OH-01: Cincinnati Enquirer: Ad watch: Misleading ad tries to connect Aftab Pureval with Libya

Local television stations on Wednesday began airing an ad from the Congressional Leadership Fund, a PAC devoted to electing GOP candidates to the House.

The ad shows how important the 1st Congressional District race is in the minds of national political leaders and could show how vulnerable the GOP thinks Chabot is.

NY-19:

Times Herald-Record: Editorial: Condemn both racism and those who fuel it

While those two have moved on, however, Faso is still where this started, still putting out statements about how “offensive, troubling and inconsistent with the views of the people” in the district are Delgado’s views. The Congressional Leadership Fund, a political action committee supporting Faso, is still ranting that Delgado’s “out-of-touch liberal views are too extreme for New York’s 19th Congressional District and his own words prove it.”

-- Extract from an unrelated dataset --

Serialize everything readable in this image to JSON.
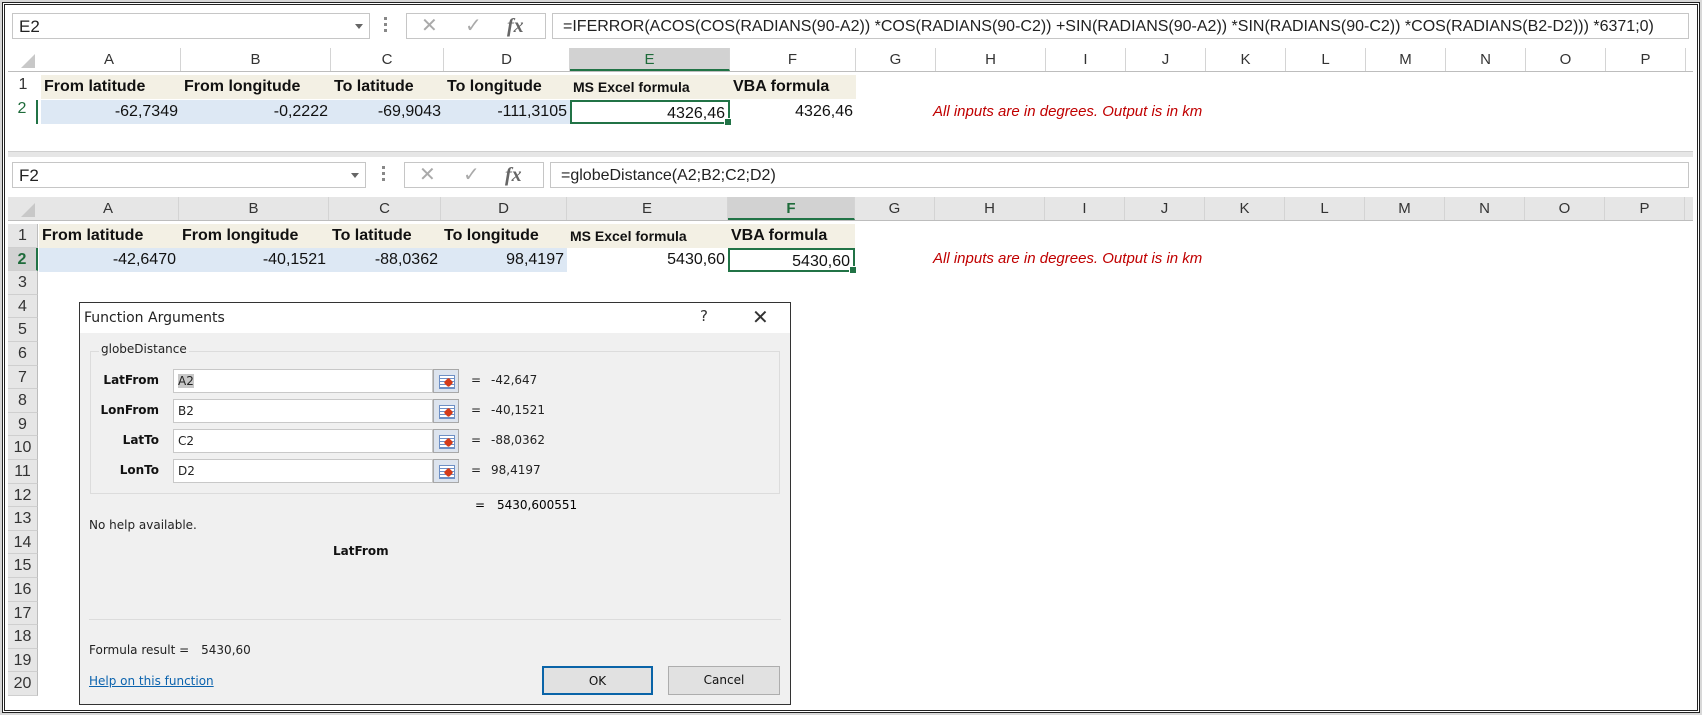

[…] Faso and the PAC that supports him are engaging in the familiar practice of dog-whistle politics, saying one thing — outsider, extreme, not one of us — to get across a more sinister message. Donald Trump long ago abandoned the dog whistle for a bullhorn but the more subtle message is still more effective in a swing district.

Hudson Valley 360: Editorial: The ghost of Willie Horton must be laid to rest

Just when you thought the battle for the 19th Congressional District seat would be fought over health care, jobs and the Russian investigation, along comes a good, old-fashioned culture war to take you through the dog days of summer.

[…] Now, the Congressional Leadership Fund, a conservative political group closely allied with House Speaker Paul Ryan, R-Wis., has unveiled a radio ad that features an excerpt of Delgado’s lyrics accompanied by ominous background music and narration that describes the verses as “a sonic blast of hateful rhetoric and anti-American views.”

[…] Voters should walk away from campaign strategies that an editorial published on the New York Times News Service website called “race-baiting” and choose candidates based on the present, not the past. Returning to the days of Willie Horton, of stereotyping black men, is a mindless, pointless game.